CONDITION A: One required DC electrical power subsystem inoperable.
A.1 - Declare affected required feature(s) inoperable (Immediately)
A.2.1 - Suspend CORE ALTERATIONS (Immediately)
A.2.2 - Suspend movement of irradiated fuel assemblies in the secondary containment (Immediately)
A.2.3 - Initiate action to suspend operations with a potential for draining the reactor vessel (Immediately)
A.2.4 - Initiate action to restore required DC electrical power subsystems to OPERABLE status (Immediately)
State LCO 3.8.6 "Battery Cell Parameters" and its Applicability.
Battery cell parameters for the Unit 2 Division I and II batteries and the Unit 1 Division I and II batteries shall be within the limits of Table 3.8.6-1.
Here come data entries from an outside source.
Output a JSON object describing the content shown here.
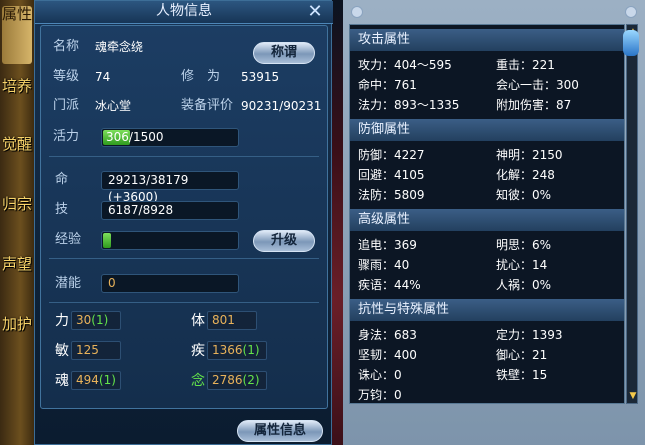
{
  "window": {
    "title": "人物信息"
  },
  "side_tabs": [
    "属性",
    "培养",
    "觉醒",
    "归宗",
    "声望",
    "加护"
  ],
  "info": {
    "name_label": "名称",
    "name_value": "魂牵念绕",
    "title_button": "称谓",
    "level_label": "等级",
    "level_value": "74",
    "cultivation_label": "修　为",
    "cultivation_value": "53915",
    "sect_label": "门派",
    "sect_value": "冰心堂",
    "equip_label": "装备评价",
    "equip_value": "90231/90231"
  },
  "vitality": {
    "label": "活力",
    "value": "306/1500",
    "fill": 0.204
  },
  "stats": {
    "hp_label": "命",
    "hp_value": "29213/38179 (+3600)",
    "skill_label": "技",
    "skill_value": "6187/8928",
    "exp_label": "经验",
    "exp_fill": 0.06,
    "upgrade_button": "升级",
    "potential_label": "潜能",
    "potential_value": "0"
  },
  "attributes": [
    {
      "label": "力",
      "value": "30",
      "bonus": "(1)"
    },
    {
      "label": "体",
      "value": "801",
      "bonus": ""
    },
    {
      "label": "敏",
      "value": "125",
      "bonus": ""
    },
    {
      "label": "疾",
      "value": "1366",
      "bonus": "(1)"
    },
    {
      "label": "魂",
      "value": "494",
      "bonus": "(1)"
    },
    {
      "label": "念",
      "value": "2786",
      "bonus": "(2)"
    }
  ],
  "bottom_button": "属性信息",
  "right": {
    "sections": [
      {
        "title": "攻击属性",
        "rows": [
          [
            "攻力：404～595",
            "重击：221"
          ],
          [
            "命中：761",
            "会心一击：300"
          ],
          [
            "法力：893～1335",
            "附加伤害：87"
          ]
        ]
      },
      {
        "title": "防御属性",
        "rows": [
          [
            "防御：4227",
            "神明：2150"
          ],
          [
            "回避：4105",
            "化解：248"
          ],
          [
            "法防：5809",
            "知彼：0%"
          ]
        ]
      },
      {
        "title": "高级属性",
        "rows": [
          [
            "追电：369",
            "明思：6%"
          ],
          [
            "骤雨：40",
            "扰心：14"
          ],
          [
            "疾语：44%",
            "人祸：0%"
          ]
        ]
      },
      {
        "title": "抗性与特殊属性",
        "rows": [
          [
            "身法：683",
            "定力：1393"
          ],
          [
            "坚韧：400",
            "御心：21"
          ],
          [
            "诛心：0",
            "铁壁：15"
          ],
          [
            "万钧：0",
            ""
          ]
        ]
      }
    ]
  }
}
Battery cell average electrolyte temperature for the Unit 2 Division I and II batteries and the Unit 1 Division I and II batteries shall be within the required limits.
APPLICABILITY: When associated DC electrical power subsystems are required to be OPERABLE.
Define "DC Electrical Power Subsystem" per TS B3.8.4/B3.8.5.
Each Unit Division: Two 125VDC batteries, two battery chargers, and corresponding control equipment and interconnecting cabling supplying power to the associated bus.
State the battery voltage requirement to meet LCO 3.8.4.
Battery terminal voltage must be greater than or equal to 130 VDC while on a float charge, and must be verified at a FREQUENCY of 7 days.
State the required battery electrolyte temperature IAW LCO 3.8.6 "Battery Cell Parameters" Surveillance Requirements.
Average electrolyte temperature of representative cells is greater than or equal to 60F.